Attorney Cindy Cohn, lead counsel in Professor Dan Bernstein's challenge to
US export controls on encryption, also testified on the first amendment
interests that have been recognized in encryption source code. See
http://www.eff.org/ for more details. The testimony of Professors Sullivan
and Epstein is available through CDT's Web site at http://www.cdt.org/crypto

(2) Sam Nunn a Friend to Encryption Advocates?

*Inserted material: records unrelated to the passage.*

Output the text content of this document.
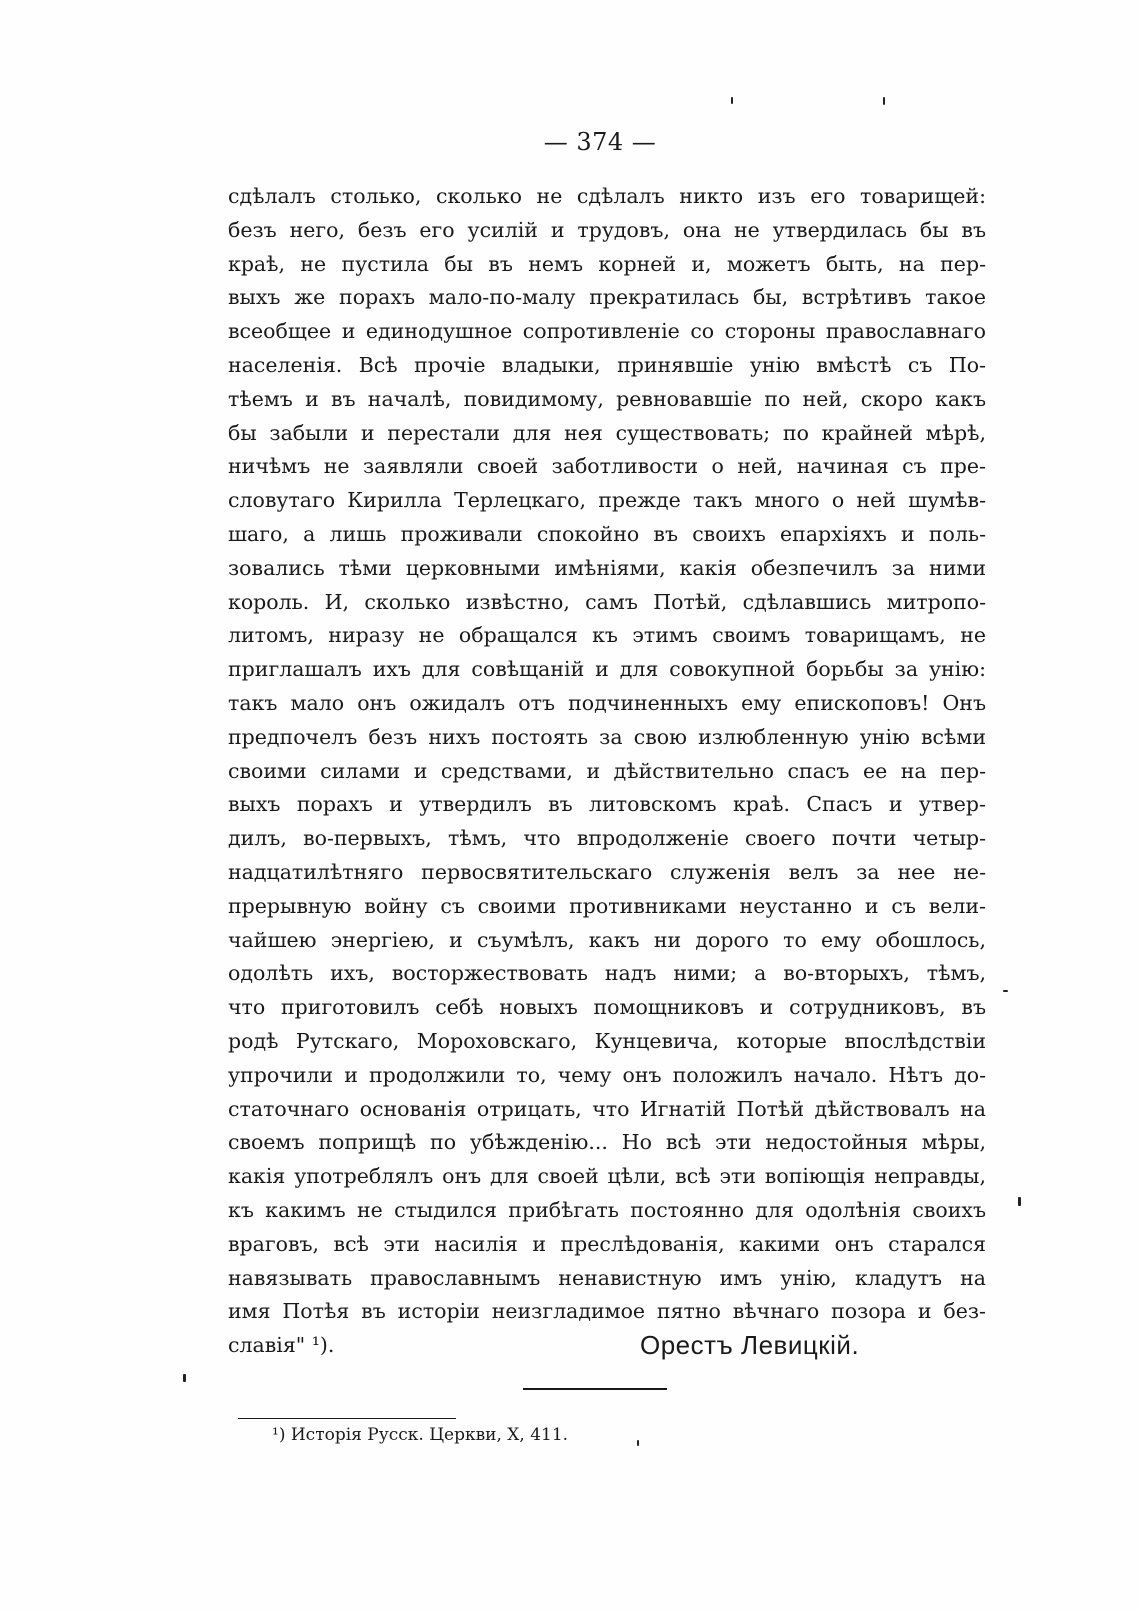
— 374 —
сдѣлалъ столько, сколько не сдѣлалъ никто изъ его товарищей:
безъ него, безъ его усилій и трудовъ, она не утвердилась бы въ
краѣ, не пустила бы въ немъ корней и, можетъ быть, на пер-
выхъ же порахъ мало-по-малу прекратилась бы, встрѣтивъ такое
всеобщее и единодушное сопротивленіе со стороны православнагo
населенія. Всѣ прочіе владыки, принявшіе унію вмѣстѣ съ По-
тѣемъ и въ началѣ, повидимому, ревновавшіе по ней, скоро какъ
бы забыли и перестали для нея существовать; по крайней мѣрѣ,
ничѣмъ не заявляли своей заботливости о ней, начиная съ пре-
словутаго Кирилла Терлецкаго, прежде такъ много о ней шумѣв-
шаго, а лишь проживали спокойно въ своихъ епархіяхъ и поль-
зовались тѣми церковными имѣніями, какія обезпечилъ за ними
король. И, сколько извѣстно, самъ Потѣй, сдѣлавшись митропо-
литомъ, ниразу не обращался къ этимъ своимъ товарищамъ, не
приглашалъ ихъ для совѣщаній и для совокупной борьбы за унію:
такъ мало онъ ожидалъ отъ подчиненныхъ ему епископовъ! Онъ
предпочелъ безъ нихъ постоять за свою излюбленную унію всѣми
своими силами и средствами, и дѣйствительно спасъ ее на пер-
выхъ порахъ и утвердилъ въ литовскомъ краѣ. Спасъ и утвер-
дилъ, во-первыхъ, тѣмъ, что впродолженіе своего почти четыр-
надцатилѣтняго первосвятительскаго служенія велъ за нее не-
прерывную войну съ своими противниками неустанно и съ вели-
чайшею энергіею, и съумѣлъ, какъ ни дорого то ему обошлось,
одолѣть ихъ, восторжествовать надъ ними; а во-вторыхъ, тѣмъ,
что приготовилъ себѣ новыхъ помощниковъ и сотрудниковъ, въ
родѣ Рутскаго, Мороховскаго, Кунцевича, которые впослѣдствіи
упрочили и продолжили то, чему онъ положилъ начало. Нѣтъ до-
статочнаго основанія отрицать, что Игнатій Потѣй дѣйствовалъ на
своемъ поприщѣ по убѣжденію... Но всѣ эти недостойныя мѣры,
какія употреблялъ онъ для своей цѣли, всѣ эти вопіющія неправды,
къ какимъ не стыдился прибѣгать постоянно для одолѣнія своихъ
враговъ, всѣ эти насилія и преслѣдованія, какими онъ старался
навязывать православнымъ ненавистную имъ унію, кладутъ на
имя Потѣя въ исторіи неизгладимое пятно вѣчнаго позора и без-
славія" ¹).	Орестъ Левицкій.
¹) Исторія Русск. Церкви, X, 411.
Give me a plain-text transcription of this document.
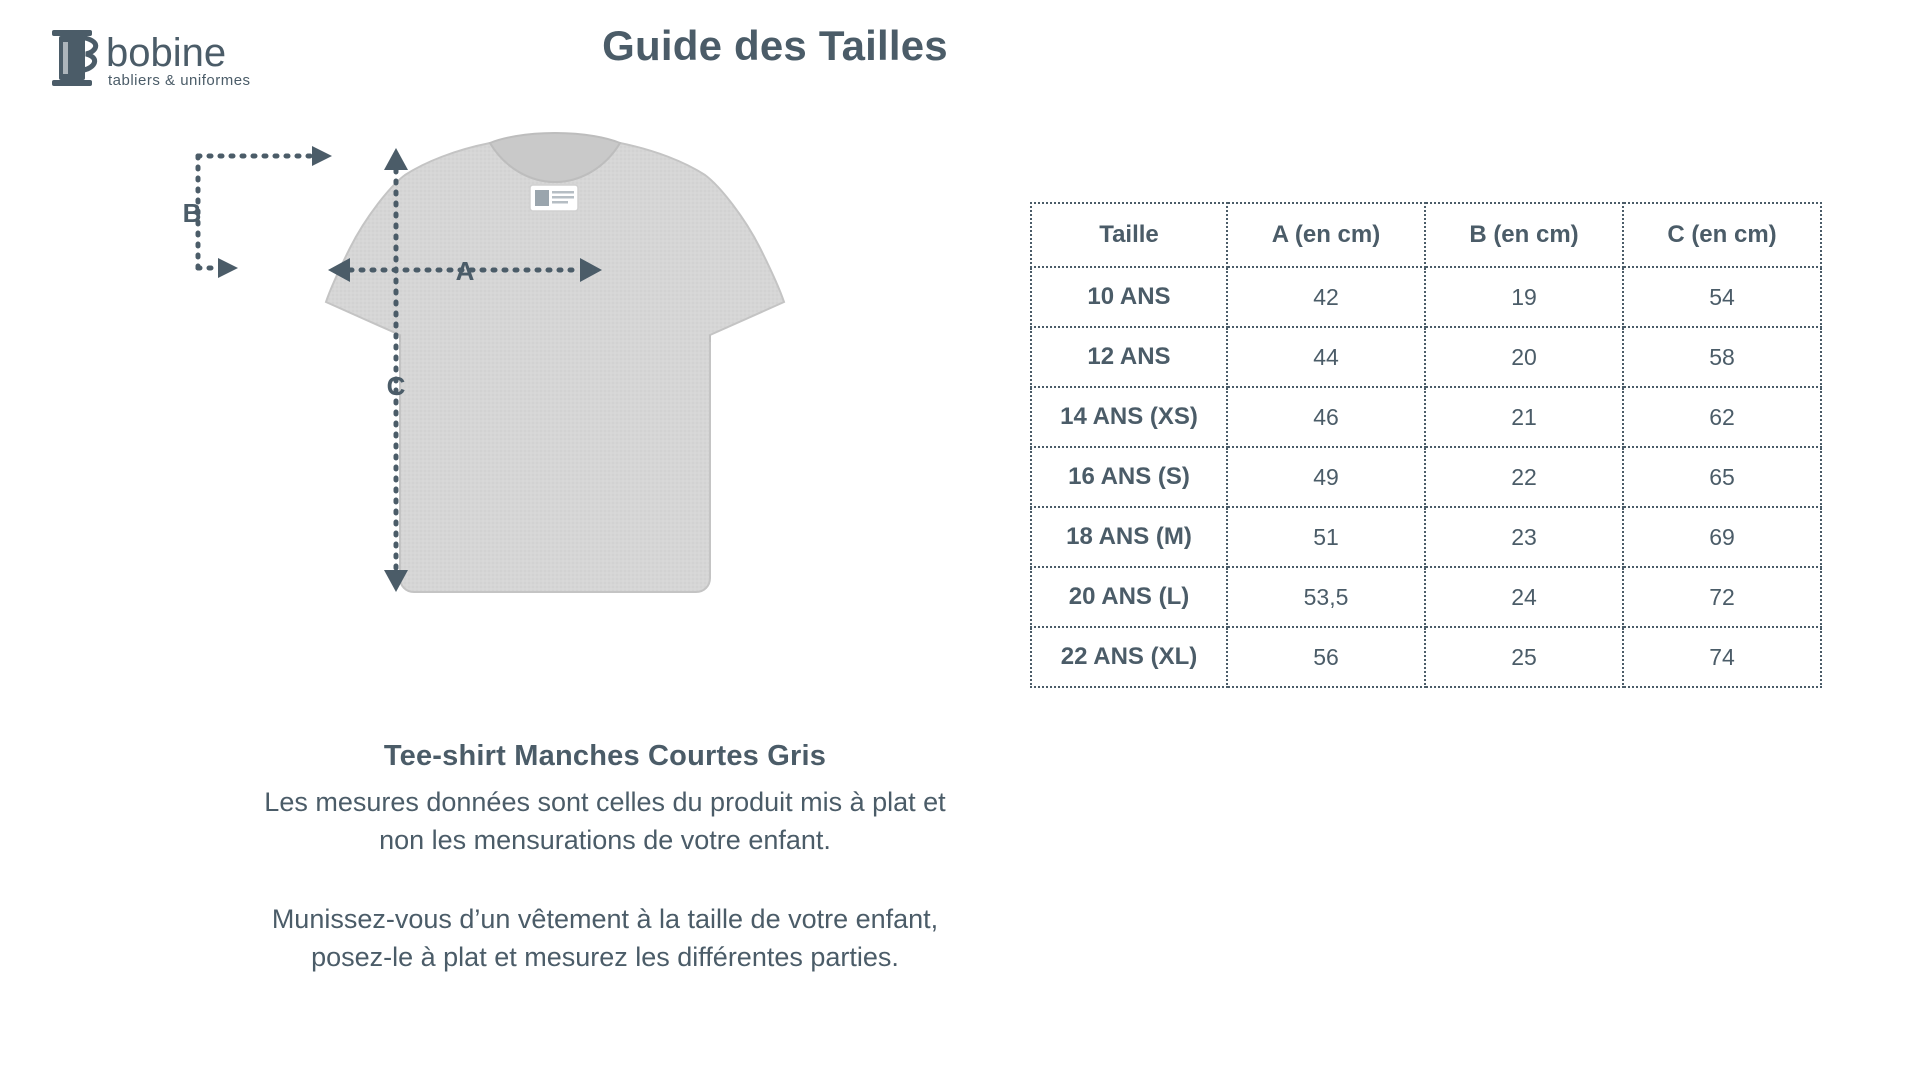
bobine
tabliers & uniformes
Guide des Tailles
B
A
C
Tee-shirt Manches Courtes Gris
Les mesures données sont celles du produit mis à plat et
non les mensurations de votre enfant.
Munissez-vous d’un vêtement à la taille de votre enfant,
posez-le à plat et mesurez les différentes parties.
Taille	A (en cm)	B (en cm)	C (en cm)
10 ANS	42	19	54
12 ANS	44	20	58
14 ANS (XS)	46	21	62
16 ANS (S)	49	22	65
18 ANS (M)	51	23	69
20 ANS (L)	53,5	24	72
22 ANS (XL)	56	25	74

Also in the Senate Judiciary Committee today, Senator Kyl's Technology
Subcommittee held hearings on "Protecting America's Critical
Infrastructures:  The new policy directive".  As expected, Senators Kyl and
Feinstein used the hearing as an opportunity to call for the development
and deployment of greater surveillance technologies for the information

Danny Weitzner of CDT, who attended the hearing, notes that encryption
advocates may have "found a new friend" in ex-Senator Sam Nunn, who now
co-chairs a new critical infrastructure protection advisory group. Nunn
testified that it is vital that the current stalemate over encryption
policy be resolved soon because: 1) strong encryption is critical to the
security of domestic infrastructures; and 2) failure to resolve the
deadlock between government and industry has lead to such a high level of
mistrust by industry that it is difficult to make any progress on any other
infrastructure protection issues since those issues require a high degree
of cooperation.

[Added by JYA:] [Congressional Record: March 17, 1998 (Digest)] Tuesday, March 17, 1998 Daily Digest Senate Committee Meetings PRIVACY IN THE DIGITAL AGE Committee on the Judiciary: Subcommittee on Constitution, Federalism, and Property Rights concluded hearings to examine the use of encryption and mandatory access in digital communications, focusing on proposals to balance privacy rights with law enforcement concerns, after receiving testimony from Representative Goodlatte; Robert S. Litt, Deputy Assistant Attorney General, Department of Justice; James J. Fotis, Law Enforcement Alliance of America, Falls Church, Virginia; Thomas Parenty, SyBase, Inc., Emeryville, California, Kathleen M. Sullivan, Stanford Law School, Stanford, California, and Richard A. Epstein, University of Chicago Law School, Chicago, Illinois, all on behalf of Americans for Computer Privacy; Bill Weidemann, RedCreek Communications, Newark, California; Cindy A. Cohn, McGlashan and Sarrail, San Mateo, California; and Tim D. Casey, MCI Communications, Washington, D.C. CRITICAL INFRASTRUCTURE PROTECTION Committee on the Judiciary: Subcommittee on Technology, Terrorism, and Government Information resumed hearings to examine the need for a national strategy and policies to protect the critical infrastructures of the United States, receiving testimony from former Senator Nunn and Jamie S. Gorelick, each a Co-Chair of the Advisory Committee to the President's Commission on Critical Infrastructure Protection; and Lt. Gen. David J. Kelley, Director, and Brig. Gen. James Hylton, Director of Operations, both of the Defense Information Systems Agency, Department of Defense. Hearings were recessed subject to call.